Balneário Camboriú vive um momento delicado, não pela gravidade dos problemas em si, mas pela forma como eles são instrumentalizados. É urgente repensar a postura de setores da sociedade e da política que, em vez de colaborar com soluções, transformam questões reais em palanques eleitorais ou armas contra adversários. A cidade não pode continuar sendo refém da lógica do “quanto pior, melhor”.
Um exemplo recente e emblemático foi a crise na Estação de Tratamento de Esgoto da EMASA no primeiro trimestre de 2024. Entre janeiro e fevereiro, a unidade operou com eficiência de apenas 1% e 19%, respectivamente, comprometendo diretamente a qualidade da água da Praia Central, que, naquele período, teve a maioria dos seus pontos considerados impróprios para banho. A situação gerou alarde nacional, com cobertura da imprensa, debates na Alesc e até a instalação de uma CPI.
Mas os fatos se complicam quando se olha para o desfecho: em março, após obras na lagoa de aeração, a eficiência subiu para 57%; em junho, já atingia 60%. Apesar da recuperação técnica e operacional, a imagem da cidade ficou manchada. Até hoje, Balneário Camboriú enfrenta o estigma de “praia suja”, mesmo com a normalização dos indicadores. Ninguém foi punido na CPI, mas a cidade pagou um preço alto: reputação abalada, impacto no turismo e desgaste institucional desnecessário.
Hoje, vemos um padrão semelhante se repetir, agora na segurança pública.

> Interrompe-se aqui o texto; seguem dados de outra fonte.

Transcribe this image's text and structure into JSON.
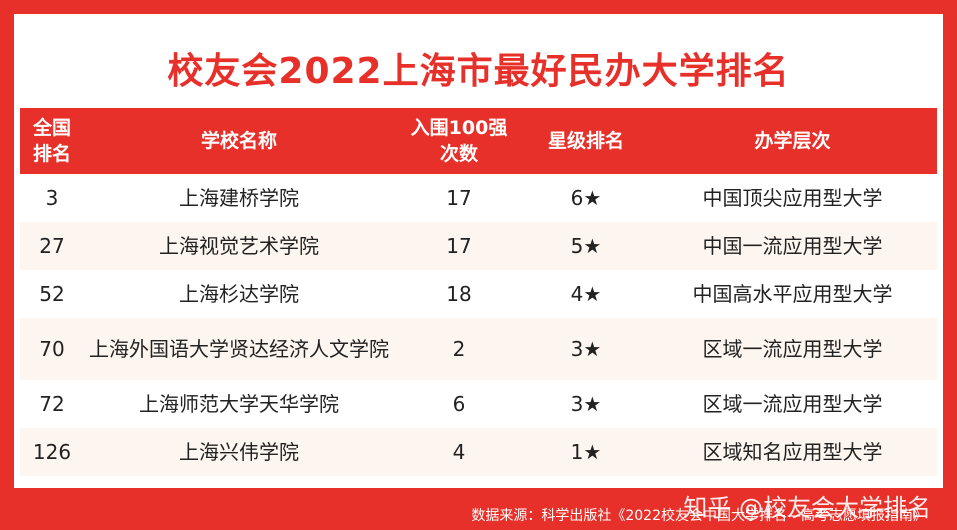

É inegável que existem desafios pontuais. Assim como em qualquer metrópole em crescimento, há episódios de violência, muitos deles ligados diretamente ao uso e tráfico de drogas, um problema social complexo que exige respostas multidisciplinares. No entanto, há quem insista em retratar Balneário Camboriú como uma cidade insegura, ignorando dados concretos que mostram o contrário.
Afinal, os números falam por si:
- Balneário Camboriú liderou o Ranking Connected Smart Cities como a cidade mais segura do Brasil;
- Em outubro de 2024, comparado a setembro, houve queda de 10% em homicídios, 10% em roubos e 22% em furtos;
- Houve aumento de 33% no cumprimento de mandados de prisão e 15% mais prisões por tráfico de drogas.
Esses avanços são fruto do trabalho contínuo das forças de segurança, que merecem reconhecimento, não distorção.
Diante das críticas, a prefeita Juliana Pavan (PSD) anunciou mudanças na estrutura de segurança, nomeando o Coronel Carlos Alberto de Araújo Gomes Júnior, ex-Comandante-Geral da Polícia Militar de Santa Catarina, como novo secretário de Segurança e Ordem Pública. A escolha traz peso simbólico e técnico, mas é crucial que não se limite a “apostar na grife”. A segurança pública exige mais do que nomes de prestígio: exige integração entre segurança, saúde, assistência social e Ministério Público.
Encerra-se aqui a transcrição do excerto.